Corte dei conti Veneto, Delibera n. 300 del 10 settembre 2024

Nella fattispecie in esame, viene chiesto se, alla luce dell’art. 1, comma 718, della Legge n. 296/2006, l’elezione a Consigliere comunale, avvenuta successivamente all’incarico di membro dell’Organo di amministrazione di una Società di capitali, impedisca il pagamento di qualsiasi compenso a carico della Società stessa.

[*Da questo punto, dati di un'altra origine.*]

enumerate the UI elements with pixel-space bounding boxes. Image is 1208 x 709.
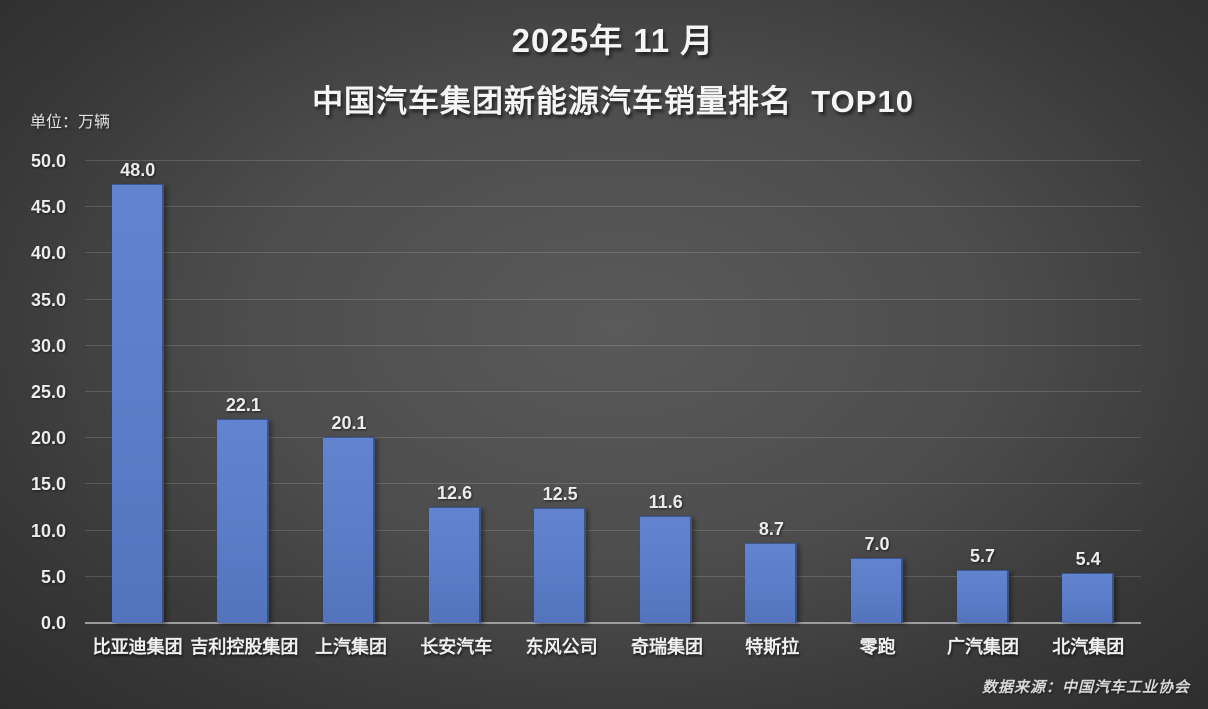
y-tick-label: 35.0 — [30, 289, 66, 310]
category-label: 奇瑞集团 — [630, 637, 703, 657]
bar-column: 7.0 — [824, 161, 930, 623]
gridline — [85, 437, 1141, 439]
bar-2 — [217, 418, 270, 623]
gridline — [85, 575, 1141, 577]
bar-column: 12.6 — [402, 161, 508, 623]
bar-value-label: 5.7 — [970, 546, 996, 567]
bar-column: 5.7 — [930, 161, 1036, 623]
chart-title-main: 中国汽车集团新能源汽车销量排名 TOP10 — [312, 84, 914, 119]
bar-value-label: 12.6 — [437, 482, 473, 503]
category-label: 东风公司 — [525, 637, 598, 657]
bar-column: 11.6 — [613, 161, 719, 623]
data-source-note: 数据来源：中国汽车工业协会 — [981, 680, 1190, 696]
title-block: 2025年 11 月 中国汽车集团新能源汽车销量排名 TOP10 — [85, 14, 1141, 121]
category-label: 吉利控股集团 — [190, 637, 299, 657]
bar-column: 5.4 — [1035, 161, 1141, 623]
bar-7 — [745, 542, 798, 623]
y-tick-label: 15.0 — [30, 474, 66, 495]
y-tick-label: 25.0 — [30, 382, 66, 402]
category-labels: 比亚迪集团 吉利控股集团 上汽集团 长安汽车 东风公司 奇瑞集团 特斯拉 零跑 广汽集团 北汽集团 — [85, 633, 1141, 659]
y-axis-labels: 0.0 5.0 10.0 15.0 20.0 25.0 30.0 35.0 40.0 45.0 50… — [0, 151, 66, 633]
bar-9 — [956, 570, 1009, 623]
y-tick-label: 30.0 — [30, 335, 66, 356]
plot-area: 48.0 22.1 20.1 12.6 12.5 11.6 8.7 7.0 5.7 5.4 — [85, 160, 1141, 624]
bar-3 — [322, 437, 375, 623]
category-label: 长安汽车 — [420, 637, 493, 657]
bar-8 — [850, 558, 903, 623]
category-label: 特斯拉 — [745, 637, 800, 657]
y-tick-label: 50.0 — [30, 151, 66, 171]
gridline — [85, 298, 1141, 300]
gridline — [85, 529, 1141, 531]
gridline — [85, 391, 1141, 392]
unit-label: 单位：万辆 — [30, 114, 111, 131]
y-tick-label: 45.0 — [30, 197, 66, 218]
bar-column: 20.1 — [296, 161, 402, 623]
gridline — [85, 483, 1141, 485]
category-label: 上汽集团 — [314, 637, 387, 657]
y-tick-label: 20.0 — [30, 428, 66, 449]
x-axis-line — [85, 622, 1141, 624]
bar-value-label: 5.4 — [1075, 549, 1101, 570]
bar-5 — [534, 507, 587, 623]
bars: 48.0 22.1 20.1 12.6 12.5 11.6 8.7 7.0 5.7 5.4 — [85, 161, 1141, 623]
chart-title-date: 2025年 11 月 — [511, 22, 715, 59]
category-label: 零跑 — [859, 637, 896, 657]
bar-column: 48.0 — [85, 161, 191, 623]
bar-10 — [1062, 573, 1115, 623]
bar-6 — [639, 515, 692, 623]
bar-value-label: 20.1 — [331, 413, 367, 434]
y-tick-label: 10.0 — [30, 520, 66, 541]
gridline — [85, 344, 1141, 346]
bar-column: 8.7 — [719, 161, 825, 623]
y-tick-label: 5.0 — [40, 566, 66, 587]
y-tick-label: 0.0 — [40, 613, 66, 633]
bar-value-label: 8.7 — [758, 518, 784, 539]
bar-value-label: 48.0 — [120, 160, 156, 180]
bar-4 — [428, 506, 481, 623]
gridline — [85, 206, 1141, 208]
bar-column: 22.1 — [191, 161, 297, 623]
category-label: 广汽集团 — [946, 637, 1019, 657]
y-tick-label: 40.0 — [30, 243, 66, 264]
bar-column: 12.5 — [507, 161, 613, 623]
category-label: 比亚迪集团 — [92, 637, 183, 657]
bar-value-label: 12.5 — [542, 483, 578, 504]
bar-1 — [111, 184, 164, 623]
category-label: 北汽集团 — [1052, 637, 1125, 657]
gridline — [85, 252, 1141, 254]
bar-value-label: 11.6 — [648, 491, 683, 512]
bar-value-label: 7.0 — [864, 534, 890, 555]
bar-value-label: 22.1 — [225, 394, 261, 415]
gridline — [85, 160, 1141, 161]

La Sezione rileva che l’art. 1, comma 718, della Legge n. 296/2006, si applica anche nel caso in cui una persona venga eletta Consigliere comunale dopo essere stata nominata membro dell’Organo di amministrazione di una Società di capitali. Questo comporta il divieto di ricevere compensi dalla Società stessa. La norma si basa sul Principio che, per evitare un aumento della spesa pubblica, chi assume incarichi elettivi in Enti Locali e partecipa all’amministrazione di Società partecipate da questi Enti non ha diritto ad emolumenti da parte delle Società. Questo divieto si applica, sia agli incarichi assunti prima che dopo l’elezione. La legge mira a contenere i costi degli Organi pubblici, in linea con altre norme analoghe. Anche la giurisprudenza costituzionale ha affermato che, pur potendo le leggi incidere sui rapporti contrattuali, questo intervento non è considerato retroattivo o arbitrario quando la gratuità degli incarichi è stabilita da tempo, e chi decide di candidarsi ne è a conoscenza.